Your problem could be slow I/O performance for a variety of reasons.

Set "io_form_history" to "0" in namelist.input and do your tests and see what happens. Also make sure nothing
non-system is running when you do your tests.

Thanks for the answers. I'm going to give a little more information. I have 3 domains (27, 9 and 3 km):

e_we = 100, 118, 106,
e_sn = 100, 118, 106,

The best optimization for decomposition is 20 cores, if I force to:

nproc_x = 2,
nproc_y = 10,

I have tried to set "io_form_history" to "0", but it did not improve.

If I increase the use of cores above 20 (I can use 32), the execution time does not improve, it is even slower.
Hi JCollins,

Your domains are actually really small, and therefore it's not typically recommended to use a lot of processors for that. Take a look at this FAQ post that explains this a bit more:

Hello, kwener.

I have seen in the best practice that domains under 100 are not recommended. If my domains are small, what domain size would be correct?

If I extend the first domain, I have to lower the resolution, because if I maintain the same resolution the domain would be very large.

Another thing that I saw is the following:
For your smallest-sized domain:
((e_we) / 25) * ((e_sn) / 25) = most amount of processors you should use

According to that formula, I should use 16 processors taking into account the smallest domain. Still, it's better for me to use 20 processors.

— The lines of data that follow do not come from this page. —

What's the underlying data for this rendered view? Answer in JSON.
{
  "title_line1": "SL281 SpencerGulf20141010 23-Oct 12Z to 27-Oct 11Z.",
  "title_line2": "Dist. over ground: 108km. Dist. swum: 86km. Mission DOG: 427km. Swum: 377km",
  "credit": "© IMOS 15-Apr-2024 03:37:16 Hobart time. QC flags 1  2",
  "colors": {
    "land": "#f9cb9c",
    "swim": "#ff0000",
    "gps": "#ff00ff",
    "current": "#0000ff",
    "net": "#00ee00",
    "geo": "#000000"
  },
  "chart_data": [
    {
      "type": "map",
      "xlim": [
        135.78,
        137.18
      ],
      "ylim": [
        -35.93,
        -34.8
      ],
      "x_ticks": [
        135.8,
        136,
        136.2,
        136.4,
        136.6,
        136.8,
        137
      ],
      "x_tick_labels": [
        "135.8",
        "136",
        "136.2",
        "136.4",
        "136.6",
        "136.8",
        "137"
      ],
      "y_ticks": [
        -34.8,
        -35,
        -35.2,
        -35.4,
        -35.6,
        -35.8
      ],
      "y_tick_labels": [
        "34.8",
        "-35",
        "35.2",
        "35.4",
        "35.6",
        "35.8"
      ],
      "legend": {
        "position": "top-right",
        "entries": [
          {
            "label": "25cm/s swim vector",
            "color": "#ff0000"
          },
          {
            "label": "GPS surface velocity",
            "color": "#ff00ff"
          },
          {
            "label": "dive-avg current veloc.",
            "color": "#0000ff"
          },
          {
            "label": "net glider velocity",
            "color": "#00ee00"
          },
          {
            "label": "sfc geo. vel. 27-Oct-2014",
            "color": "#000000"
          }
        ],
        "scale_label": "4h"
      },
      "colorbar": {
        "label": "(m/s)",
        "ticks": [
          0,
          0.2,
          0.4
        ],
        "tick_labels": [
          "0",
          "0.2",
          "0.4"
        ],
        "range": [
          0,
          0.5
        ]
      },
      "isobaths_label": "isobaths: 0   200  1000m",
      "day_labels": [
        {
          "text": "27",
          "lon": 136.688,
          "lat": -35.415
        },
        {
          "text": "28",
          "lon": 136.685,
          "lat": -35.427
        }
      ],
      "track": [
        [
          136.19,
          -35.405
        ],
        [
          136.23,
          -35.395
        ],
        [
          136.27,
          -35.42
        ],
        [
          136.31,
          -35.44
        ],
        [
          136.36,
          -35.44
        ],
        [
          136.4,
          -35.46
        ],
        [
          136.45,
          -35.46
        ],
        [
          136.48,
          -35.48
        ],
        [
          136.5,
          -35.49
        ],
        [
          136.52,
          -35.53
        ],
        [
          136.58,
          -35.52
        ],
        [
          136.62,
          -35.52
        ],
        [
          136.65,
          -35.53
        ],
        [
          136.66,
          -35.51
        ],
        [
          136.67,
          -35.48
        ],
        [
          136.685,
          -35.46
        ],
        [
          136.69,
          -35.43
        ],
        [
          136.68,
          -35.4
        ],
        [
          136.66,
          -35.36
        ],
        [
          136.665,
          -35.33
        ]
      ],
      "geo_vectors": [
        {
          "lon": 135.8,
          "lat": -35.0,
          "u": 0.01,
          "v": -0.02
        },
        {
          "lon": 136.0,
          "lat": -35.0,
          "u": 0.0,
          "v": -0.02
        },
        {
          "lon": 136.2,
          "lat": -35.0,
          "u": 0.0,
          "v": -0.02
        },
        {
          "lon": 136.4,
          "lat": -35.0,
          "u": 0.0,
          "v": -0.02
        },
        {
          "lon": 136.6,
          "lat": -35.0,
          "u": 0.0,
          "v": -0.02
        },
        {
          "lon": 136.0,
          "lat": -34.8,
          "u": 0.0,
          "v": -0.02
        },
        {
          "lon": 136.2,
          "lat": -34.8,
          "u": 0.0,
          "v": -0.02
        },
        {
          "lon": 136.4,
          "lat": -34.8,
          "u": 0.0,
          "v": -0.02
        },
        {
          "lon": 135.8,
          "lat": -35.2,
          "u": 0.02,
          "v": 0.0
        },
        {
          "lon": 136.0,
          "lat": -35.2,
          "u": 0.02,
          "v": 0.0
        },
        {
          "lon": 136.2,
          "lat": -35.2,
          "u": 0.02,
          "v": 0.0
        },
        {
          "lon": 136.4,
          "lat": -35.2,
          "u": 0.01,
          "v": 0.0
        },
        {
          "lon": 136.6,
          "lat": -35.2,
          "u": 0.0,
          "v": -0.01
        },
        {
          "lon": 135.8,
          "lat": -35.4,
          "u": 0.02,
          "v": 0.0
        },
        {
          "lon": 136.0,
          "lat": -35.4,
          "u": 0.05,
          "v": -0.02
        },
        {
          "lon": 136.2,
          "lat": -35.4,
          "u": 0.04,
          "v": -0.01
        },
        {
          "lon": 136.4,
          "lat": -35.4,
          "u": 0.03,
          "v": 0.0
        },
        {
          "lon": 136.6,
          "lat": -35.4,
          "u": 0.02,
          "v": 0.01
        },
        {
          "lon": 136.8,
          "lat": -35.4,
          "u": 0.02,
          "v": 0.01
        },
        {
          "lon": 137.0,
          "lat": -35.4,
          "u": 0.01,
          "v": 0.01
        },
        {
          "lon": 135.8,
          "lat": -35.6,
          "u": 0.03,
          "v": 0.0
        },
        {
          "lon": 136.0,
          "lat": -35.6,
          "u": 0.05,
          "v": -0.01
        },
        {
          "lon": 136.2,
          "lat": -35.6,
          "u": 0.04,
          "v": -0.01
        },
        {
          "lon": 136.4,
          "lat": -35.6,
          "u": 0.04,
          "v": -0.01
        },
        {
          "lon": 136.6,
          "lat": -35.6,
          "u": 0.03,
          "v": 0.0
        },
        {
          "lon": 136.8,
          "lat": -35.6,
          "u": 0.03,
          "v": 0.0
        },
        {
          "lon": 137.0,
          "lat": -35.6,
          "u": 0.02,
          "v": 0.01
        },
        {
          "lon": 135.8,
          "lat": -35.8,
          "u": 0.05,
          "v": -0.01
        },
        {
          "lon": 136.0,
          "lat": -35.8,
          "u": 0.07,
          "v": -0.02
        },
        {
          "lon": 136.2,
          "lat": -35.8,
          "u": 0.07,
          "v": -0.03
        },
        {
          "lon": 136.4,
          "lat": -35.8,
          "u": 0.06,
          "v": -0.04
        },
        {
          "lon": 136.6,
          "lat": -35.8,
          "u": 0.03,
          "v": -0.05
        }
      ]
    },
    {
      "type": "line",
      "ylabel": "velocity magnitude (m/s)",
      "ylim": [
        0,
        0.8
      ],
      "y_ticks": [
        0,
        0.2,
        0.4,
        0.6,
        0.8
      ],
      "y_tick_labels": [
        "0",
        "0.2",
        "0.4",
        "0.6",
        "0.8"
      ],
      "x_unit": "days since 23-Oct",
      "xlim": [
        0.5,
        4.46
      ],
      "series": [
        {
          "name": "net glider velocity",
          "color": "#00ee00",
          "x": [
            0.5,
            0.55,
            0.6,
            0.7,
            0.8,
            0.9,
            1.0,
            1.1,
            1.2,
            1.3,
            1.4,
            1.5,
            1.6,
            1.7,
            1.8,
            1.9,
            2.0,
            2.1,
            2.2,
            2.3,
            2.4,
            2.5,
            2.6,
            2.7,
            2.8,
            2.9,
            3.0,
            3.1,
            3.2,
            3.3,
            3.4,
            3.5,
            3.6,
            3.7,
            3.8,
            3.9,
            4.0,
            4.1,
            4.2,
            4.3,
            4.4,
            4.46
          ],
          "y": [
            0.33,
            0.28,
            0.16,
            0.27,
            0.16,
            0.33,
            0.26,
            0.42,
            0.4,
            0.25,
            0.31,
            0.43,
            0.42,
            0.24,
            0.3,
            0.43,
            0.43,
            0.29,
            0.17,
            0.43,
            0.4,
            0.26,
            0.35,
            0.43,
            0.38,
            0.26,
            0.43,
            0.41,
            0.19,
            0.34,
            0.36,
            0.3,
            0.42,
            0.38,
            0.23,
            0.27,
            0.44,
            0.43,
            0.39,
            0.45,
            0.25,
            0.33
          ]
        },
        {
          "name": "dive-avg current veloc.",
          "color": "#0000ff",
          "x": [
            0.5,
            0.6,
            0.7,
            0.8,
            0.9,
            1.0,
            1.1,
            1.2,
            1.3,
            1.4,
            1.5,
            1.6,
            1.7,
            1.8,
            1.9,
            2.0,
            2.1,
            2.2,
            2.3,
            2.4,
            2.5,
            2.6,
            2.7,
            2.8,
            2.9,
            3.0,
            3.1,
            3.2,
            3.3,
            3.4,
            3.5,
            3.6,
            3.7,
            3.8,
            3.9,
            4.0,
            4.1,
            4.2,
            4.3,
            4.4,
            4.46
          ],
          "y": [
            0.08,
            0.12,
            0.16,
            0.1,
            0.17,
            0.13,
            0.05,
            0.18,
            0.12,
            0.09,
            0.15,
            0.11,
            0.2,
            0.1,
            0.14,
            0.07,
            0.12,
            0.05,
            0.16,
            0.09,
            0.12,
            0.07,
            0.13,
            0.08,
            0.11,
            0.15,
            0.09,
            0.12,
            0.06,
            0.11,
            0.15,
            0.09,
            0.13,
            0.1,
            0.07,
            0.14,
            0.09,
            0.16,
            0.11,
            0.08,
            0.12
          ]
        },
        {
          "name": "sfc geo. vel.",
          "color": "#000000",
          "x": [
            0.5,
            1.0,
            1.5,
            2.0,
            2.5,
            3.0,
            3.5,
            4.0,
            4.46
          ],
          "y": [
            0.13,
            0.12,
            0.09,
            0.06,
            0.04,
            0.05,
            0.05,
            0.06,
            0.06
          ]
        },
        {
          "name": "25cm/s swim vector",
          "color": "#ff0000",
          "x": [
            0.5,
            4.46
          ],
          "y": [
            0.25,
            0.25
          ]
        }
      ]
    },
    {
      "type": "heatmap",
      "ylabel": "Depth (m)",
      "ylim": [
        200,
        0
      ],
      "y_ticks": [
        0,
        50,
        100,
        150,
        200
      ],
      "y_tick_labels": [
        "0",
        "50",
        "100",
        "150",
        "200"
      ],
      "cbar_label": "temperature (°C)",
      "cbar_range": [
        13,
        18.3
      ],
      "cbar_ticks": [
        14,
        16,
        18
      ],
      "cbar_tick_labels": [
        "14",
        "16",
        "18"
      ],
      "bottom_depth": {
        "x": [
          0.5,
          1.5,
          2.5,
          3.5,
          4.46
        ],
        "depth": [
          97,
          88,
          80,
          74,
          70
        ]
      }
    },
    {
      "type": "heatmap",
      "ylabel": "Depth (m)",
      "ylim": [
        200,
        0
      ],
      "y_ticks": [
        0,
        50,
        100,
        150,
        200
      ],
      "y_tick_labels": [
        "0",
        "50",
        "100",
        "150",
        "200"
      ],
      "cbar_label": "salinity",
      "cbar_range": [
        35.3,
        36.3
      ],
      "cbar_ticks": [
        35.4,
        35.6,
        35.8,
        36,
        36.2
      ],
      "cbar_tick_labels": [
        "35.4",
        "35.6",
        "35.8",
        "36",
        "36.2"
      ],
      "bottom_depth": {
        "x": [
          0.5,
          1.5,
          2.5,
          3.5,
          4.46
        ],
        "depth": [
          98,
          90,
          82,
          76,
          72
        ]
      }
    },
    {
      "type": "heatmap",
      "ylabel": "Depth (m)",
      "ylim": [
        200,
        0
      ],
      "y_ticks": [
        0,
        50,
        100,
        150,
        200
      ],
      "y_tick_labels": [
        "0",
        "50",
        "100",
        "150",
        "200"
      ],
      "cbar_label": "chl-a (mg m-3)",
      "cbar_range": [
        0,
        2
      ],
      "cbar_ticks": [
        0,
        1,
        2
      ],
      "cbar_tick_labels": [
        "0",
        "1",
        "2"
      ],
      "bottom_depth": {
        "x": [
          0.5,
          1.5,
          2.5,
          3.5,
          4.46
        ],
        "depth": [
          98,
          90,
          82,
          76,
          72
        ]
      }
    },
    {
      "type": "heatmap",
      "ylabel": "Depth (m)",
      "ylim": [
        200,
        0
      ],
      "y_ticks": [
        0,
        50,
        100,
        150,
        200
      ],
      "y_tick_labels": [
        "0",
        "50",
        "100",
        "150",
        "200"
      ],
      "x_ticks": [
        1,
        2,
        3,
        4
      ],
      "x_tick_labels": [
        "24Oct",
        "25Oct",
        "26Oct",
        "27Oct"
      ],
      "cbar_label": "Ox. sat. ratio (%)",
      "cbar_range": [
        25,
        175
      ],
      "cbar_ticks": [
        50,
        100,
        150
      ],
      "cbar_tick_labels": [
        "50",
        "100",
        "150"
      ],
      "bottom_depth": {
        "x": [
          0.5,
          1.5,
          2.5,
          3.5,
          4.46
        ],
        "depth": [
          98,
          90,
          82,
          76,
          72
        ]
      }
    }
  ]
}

I have tried to increase the domains to 160x160. In this case, using 32 cores is a little faster than using 20 cores, but very little. Now, if I again force 20 cores to (nproc_x = 2 and nproc_y = 10) I get better results again with 20 cores than with 32.
The FAQ page I pointed you to explains a 'rule of thumb,' which is just a loose formula to follow. The exact calculations may need to be played around with a bit to get better performance. Performance can depend on many different things, like the size of your domains, the resolution, the input data you're using, the platform, the OS, the compiler, the versions of the platform/OS/compiler, the version of the code, the physics options you choose and how they interact with each other, and even background noise on your system. So if 20 is better for you, then you should use 20, instead of 16. That formula is just meant to give you a starting point, and it's not meant to be veered extremely far from.

Unfortunately I also cannot tell you what domain sizes to use. It's true that we don't recommend domains smaller than 100x100 because they need to be large enough to be able to resolve what you're interested in. Anything less than about 100 will typically propagate through the domain before there is time for anything of interest to develop. If your domains are 100x100 and you are satisfied with your results, then you should keep them at that size. It's always recommended to take baby steps and run short test cases to see if things make sense for your set-up before trying to modify all kinds of variables in the namelist, or to run a full, large/long run. You will just need to play around with the domains and the number of processors to find what works best for you.